Note: 2022 figures represent prize money only, excluding preparation fees. Based on FIFA official confirmed figures for each tournament.
How Much Can Top Contenders Win?
With Spain, France, Argentina, and England among the favorites to go deep into the tournament, here is what each finishing position is worth in total:
Who Actually Receives the Money?
FIFA pays prize money to the national football associations (federations), not to individual players. How the associations then distribute the funds — as player bonuses, into youth development programs, toward national team infrastructure, or into general operating budgets — varies entirely by country and is negotiated separately within each federation.

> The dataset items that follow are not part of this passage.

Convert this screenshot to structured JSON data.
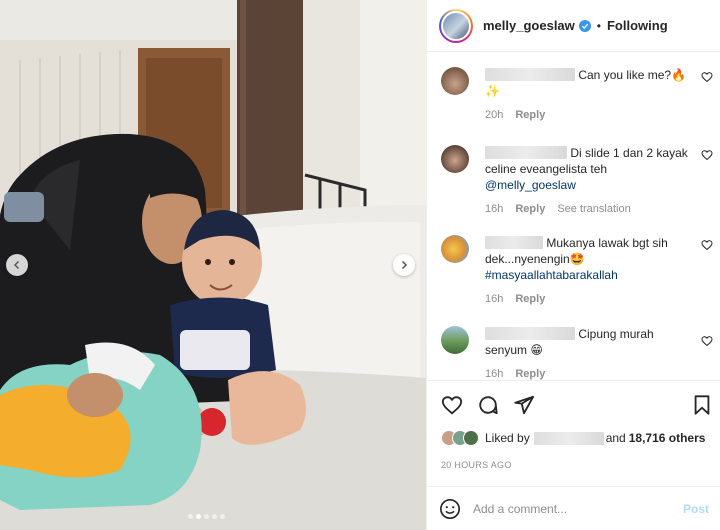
{
  "post": {
    "username": "melly_goeslaw",
    "separator": "•",
    "follow_status": "Following"
  },
  "carousel": {
    "total_dots": 5,
    "active_dot": 1
  },
  "comments": [
    {
      "text": "Can you like me?🔥",
      "second_line": "✨",
      "time": "20h",
      "reply": "Reply"
    },
    {
      "text": "Di slide 1 dan 2 kayak celine eveangelista teh",
      "mention": "@melly_goeslaw",
      "time": "16h",
      "reply": "Reply",
      "translate": "See translation"
    },
    {
      "text": "Mukanya lawak bgt sih dek...nyenengin🤩",
      "hashtag": "#masyaallahtabarakallah",
      "time": "16h",
      "reply": "Reply"
    },
    {
      "text": "Cipung murah senyum 😁",
      "time": "16h",
      "reply": "Reply"
    }
  ],
  "likes": {
    "prefix": "Liked by",
    "suffix": "and",
    "count": "18,716 others"
  },
  "timestamp": "20 HOURS AGO",
  "composer": {
    "placeholder": "Add a comment...",
    "post_label": "Post"
  },
  "icons": {
    "verified": "verified-badge-icon",
    "like": "heart-icon",
    "comment": "comment-bubble-icon",
    "share": "paper-plane-icon",
    "save": "bookmark-icon",
    "emoji": "smiley-icon"
  },
  "colors": {
    "verified": "#3897f0",
    "link": "#00376b",
    "muted": "#8e8e8e",
    "post_disabled": "#b3dbff"
  }
}
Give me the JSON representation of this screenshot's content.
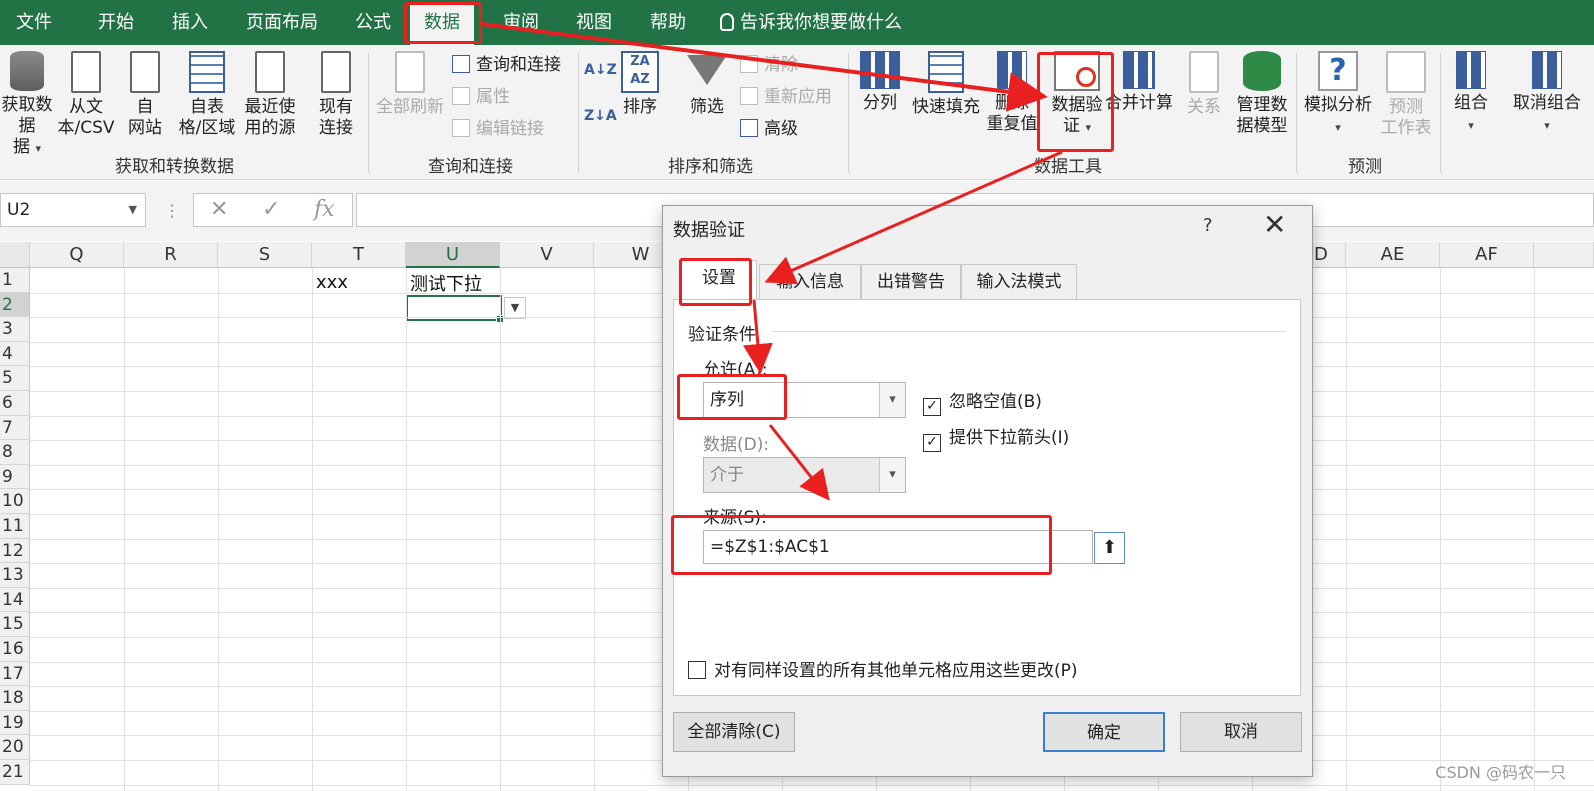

At the 2022 World Cup, France reportedly agreed to pay players approximately $586,000 each as a bonus for winning the tournament. Different countries structure their bonus agreements very differently — some federations pass on a large share directly to players; others retain most of the payout for structural investment in domestic football. Players from different nations who reach the same round may end up receiving very different bonus payments as a result.
What About the Players' Club Teams?
Beyond the prize money paid to national associations, FIFA separately operates a Club Benefits Programme that compensates professional clubs for releasing their players to compete at the World Cup. At Qatar 2022, FIFA distributed approximately $209 million through this programme.
For 2026, FIFA has confirmed a total of $355 million is allocated through the Club Benefits Programme. Clubs receive payments based on how many players from their squad feature at the tournament and how far those players' national teams advance. A club like Real Madrid or Manchester City — which could have over a dozen players representing multiple nations — stands to receive tens of millions through this separate channel.